Earlier today Müller looked eastwards again and took note of patent lawsuits by China’s government-connected giant (Huawei) versus Korea’s giant, which isn’t so government-connected because South Korea is capitalist, not Communist. He spoke of what Huawei had done in the US using patents:

Procedurally, this is an appeal to the Federal Circuit, based on the rule that any case involving at least one patent infringement claim must be appealed to the Federal Circuit, which, however, applies the law of the regional circuit in question if an issue is not about patent law in a strict sense (infringement, validity etc.). So in this case, the Federal Circuit will act as if it were the Ninth Circuit–or at least it will try to.

[...]

As for political/diplomatic implications (also called “international comity”), it’s actually a positive thing for Samsung in this case that it’s not a U.S. company. In some other cases, such as Apple v. Samsung, it would benefit from it, but in this dispute with Huawei and in times of “trade war,” it’s a good thing that this is a dispute between foreign companies–and let’s not forget that the Northern District of California was Huawei’s venue choice when it brought its cross-jurisdictional complaints.

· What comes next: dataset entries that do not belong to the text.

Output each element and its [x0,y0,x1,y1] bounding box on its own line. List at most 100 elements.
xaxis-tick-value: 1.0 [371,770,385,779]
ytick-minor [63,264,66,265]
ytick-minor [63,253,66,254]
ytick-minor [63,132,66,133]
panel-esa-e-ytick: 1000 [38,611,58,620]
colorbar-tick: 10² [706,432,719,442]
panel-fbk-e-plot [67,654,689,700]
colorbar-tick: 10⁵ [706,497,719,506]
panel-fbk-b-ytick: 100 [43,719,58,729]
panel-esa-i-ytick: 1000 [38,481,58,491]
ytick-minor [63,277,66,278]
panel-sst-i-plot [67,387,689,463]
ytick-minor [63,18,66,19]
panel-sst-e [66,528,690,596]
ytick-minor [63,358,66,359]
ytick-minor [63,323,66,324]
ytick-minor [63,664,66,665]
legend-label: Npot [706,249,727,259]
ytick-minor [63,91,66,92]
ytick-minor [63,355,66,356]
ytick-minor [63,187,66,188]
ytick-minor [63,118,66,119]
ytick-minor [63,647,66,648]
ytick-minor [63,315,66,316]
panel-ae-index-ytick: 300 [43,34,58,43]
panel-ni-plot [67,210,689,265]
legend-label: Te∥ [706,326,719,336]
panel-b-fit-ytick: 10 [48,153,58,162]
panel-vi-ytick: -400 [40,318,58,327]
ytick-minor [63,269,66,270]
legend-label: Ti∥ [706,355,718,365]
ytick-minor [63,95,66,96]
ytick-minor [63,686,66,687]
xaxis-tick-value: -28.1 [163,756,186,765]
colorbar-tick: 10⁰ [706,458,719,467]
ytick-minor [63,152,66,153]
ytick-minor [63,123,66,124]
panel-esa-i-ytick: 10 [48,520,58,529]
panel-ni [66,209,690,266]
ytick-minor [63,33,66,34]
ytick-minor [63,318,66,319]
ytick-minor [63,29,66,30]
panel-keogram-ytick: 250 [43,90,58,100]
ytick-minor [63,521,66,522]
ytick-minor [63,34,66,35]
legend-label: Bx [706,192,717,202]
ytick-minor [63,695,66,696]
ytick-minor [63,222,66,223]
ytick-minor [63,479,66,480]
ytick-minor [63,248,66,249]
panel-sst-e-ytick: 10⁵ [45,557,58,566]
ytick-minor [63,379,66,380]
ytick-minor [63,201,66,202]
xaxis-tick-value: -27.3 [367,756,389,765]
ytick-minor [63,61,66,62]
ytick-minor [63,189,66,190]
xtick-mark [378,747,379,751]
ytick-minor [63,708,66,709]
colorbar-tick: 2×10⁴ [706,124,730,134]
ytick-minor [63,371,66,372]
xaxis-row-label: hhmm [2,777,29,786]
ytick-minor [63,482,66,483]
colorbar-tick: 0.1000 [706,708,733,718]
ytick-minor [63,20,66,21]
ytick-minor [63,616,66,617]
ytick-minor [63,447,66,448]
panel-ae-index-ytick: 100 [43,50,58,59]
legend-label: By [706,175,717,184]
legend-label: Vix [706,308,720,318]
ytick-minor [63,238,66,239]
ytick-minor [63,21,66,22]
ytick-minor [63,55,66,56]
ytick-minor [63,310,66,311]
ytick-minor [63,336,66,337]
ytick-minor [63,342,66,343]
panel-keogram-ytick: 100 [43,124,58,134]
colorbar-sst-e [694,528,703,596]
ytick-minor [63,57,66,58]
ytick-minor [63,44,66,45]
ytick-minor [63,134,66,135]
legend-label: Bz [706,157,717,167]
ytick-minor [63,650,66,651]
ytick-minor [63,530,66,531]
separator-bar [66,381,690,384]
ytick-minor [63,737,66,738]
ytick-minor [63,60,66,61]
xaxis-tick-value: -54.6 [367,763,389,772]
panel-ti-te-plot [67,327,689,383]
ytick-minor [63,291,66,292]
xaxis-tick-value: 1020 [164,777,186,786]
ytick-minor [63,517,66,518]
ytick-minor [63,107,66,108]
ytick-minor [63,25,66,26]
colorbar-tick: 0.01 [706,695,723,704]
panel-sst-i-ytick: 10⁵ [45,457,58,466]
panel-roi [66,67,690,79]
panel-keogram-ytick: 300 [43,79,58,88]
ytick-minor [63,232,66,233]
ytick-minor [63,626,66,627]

Earlier this year we said that China's patent policy would drive out companies not only from the US but also from Korea (LG for instance). There’a also a number of disputes among Chinese firms, so it causes domestic feuds (waste of commercial resources). The following is not the start of it, but it is the latest example where a company is trying to ban actual products of another company (Coolpad v Xiaomi):

After noticing intellectual property right violations three months ago, Coolpad notified Xiaomi and since the latter hasn’t yet taken any action, Coolpad has requested that eight Xiaomi devices be recalled from the market. In addition to that, the company also wants compensation for economic losses resulting from patent infringement.

Coolpad filed the lawsuit through Yulong Computer Technology, their subsidiary company, at the Shenzhen Intermediate People’s Court. One of the patents behind this controversy is related to software, being termed as ‘method for implementing call record interface system of multi-mode mobile communication terminal,’ as per MyDrivers. Other infringements relate to app icon management, notifications and the system’s user interface (UI).

Here is another report about that:

Coolpad has filed a lawsuit against Xiaomi regarding patent infringement. From a hint revealed by the company’s CEO, it was thought that the lawsuit has been settled outside the court. But that’s not the case. Coolpad has come up with an announcement that the lawsuit it filed against Xiaomi is before the Shenzhen Intermediate People’s Court. Notably, the lawsuit has been filed by Yulong Computer Technology, its subsidiary.

At the top of this post we included a summary sheet of Coolpad because we are hoping to show the reason for such a dead-end strategy. If Coolpad cannot sell much anymore, then perhaps it’s thinking of just taxing other company’s products.